A peine terminé de dire ces propos, le soldat continue à grand pas avec ses amis dans les ruelles du quartier sombre de Tanéné Marché pour s'engouffrer dans un maquis avec à l'idée d'avoir accompli une mission.

De source concordante, le gouvernement aurait déboursé la bagatelle de 17 milliards de nos francs pour satisfaire à la demande des mutins. Dans certaines unités, c'est le début de la paie. 

Au dehors, les vas et vient avaient repris de plus belle avec un véritable ouf de soulagement pour les populations civiles.

La vie est revenue dans la cité. De l'autre, la circulation a repris peu à peu et l'aéroport de Conakry qui n'a pas fonctionné le mercredi et le jeudi, grouillait de monde comme dans le passé et aucun vol n'a fait l'objet d'annulation. 

Dans les quartiers environnants, après les tirs nourris qui ont fait des blessés par les balles perdues, le calme est revenu et aucun tir même sporadique n'a été enregistré.

Maintenant, les yeux sont tournés vers le commandement général, qui a réussi à dénouer cette énième mutinerie de la troupe, pour la suite des évènements.

D'ores et déjà, le gouvernement avait rempli à la date du mardi, quatre des six points avant que la contestation ne se transforme en mutinerie avec une nouvelle exigence des soldats d'envoyer à la retraite tous les généraux de la troupe.

Cette mutinerie, version 2008, comme les précédentes, a fait son lot de désolation avec des dégâts matériels et humains importants.
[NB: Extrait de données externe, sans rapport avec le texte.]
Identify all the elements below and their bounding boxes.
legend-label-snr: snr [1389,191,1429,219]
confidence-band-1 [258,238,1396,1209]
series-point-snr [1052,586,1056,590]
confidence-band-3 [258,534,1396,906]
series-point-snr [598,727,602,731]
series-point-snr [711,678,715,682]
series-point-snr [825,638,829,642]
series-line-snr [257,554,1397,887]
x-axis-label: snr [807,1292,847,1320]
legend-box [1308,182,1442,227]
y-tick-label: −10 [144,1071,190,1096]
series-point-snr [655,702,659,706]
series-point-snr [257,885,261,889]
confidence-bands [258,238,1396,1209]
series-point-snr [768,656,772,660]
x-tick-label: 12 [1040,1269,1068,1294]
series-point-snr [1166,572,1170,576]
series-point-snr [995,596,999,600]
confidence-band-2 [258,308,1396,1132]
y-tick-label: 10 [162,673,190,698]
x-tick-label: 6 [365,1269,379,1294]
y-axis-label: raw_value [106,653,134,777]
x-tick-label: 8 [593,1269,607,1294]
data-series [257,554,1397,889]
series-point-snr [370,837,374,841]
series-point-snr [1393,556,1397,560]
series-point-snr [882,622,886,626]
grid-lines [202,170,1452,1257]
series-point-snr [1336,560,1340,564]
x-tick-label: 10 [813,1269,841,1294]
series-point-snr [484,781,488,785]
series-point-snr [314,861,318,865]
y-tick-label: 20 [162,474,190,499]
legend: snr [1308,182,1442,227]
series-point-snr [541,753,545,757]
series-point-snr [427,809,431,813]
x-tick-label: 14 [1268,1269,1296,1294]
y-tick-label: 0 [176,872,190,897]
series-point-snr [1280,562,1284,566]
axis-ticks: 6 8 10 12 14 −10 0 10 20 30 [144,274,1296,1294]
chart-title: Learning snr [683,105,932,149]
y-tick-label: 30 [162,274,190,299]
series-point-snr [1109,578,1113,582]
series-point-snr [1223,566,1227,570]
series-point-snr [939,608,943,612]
Plusieurs cas de morts ont été signalés dont deux expatriés (un pakistanais et un ivoirien), plusieurs blessés, des boutiques et magasins pillés, des vols de véhicules très nombreux signalés à plusieurs endroits de la capitale.

Les mutins, quand à eux, pourront se frotter les mains, avec la libération de leurs amis, arrêtés dans le cadre des pillages et des vols commis en mai 2007, le payement de leurs arriérés de solde (les cinq millions de façon graduelle à partir de ce mois de mai), la non poursuite des soldats, le limogeage du ministre de la défense nationale, le Général Baïlo Diallo.

Mais ce dernier point avec la mise à sac des résidences des généraux Baïlo Diallo, Ibrahima Diallo, des colonels Mougnè Donzo, patron de la garde présidentielle, Ibrahima Tounté Bah et l'attaque de l'intendant général de l'armée, Cdt Korka Diallo dont lui ou son chauffeur aurait succombé à ses blessures (nous y reviendrons), pourraient compliquer d'avantage les relations entre les soldats et leurs supérieurs. Sans oublier que du côté de la défense des droits de l'homme, nul n'est permis de donner la mort, d'agresser ou de voler. Du coup, aucun auteur de crime ne devrait bénéficier de carte blanche, estime l'opinion générale.

Une véritable équation à résoudre par la hiérarchie et le gouvernement, tous accusés pour leur complicité dans la mauvaise gestion de la troupe.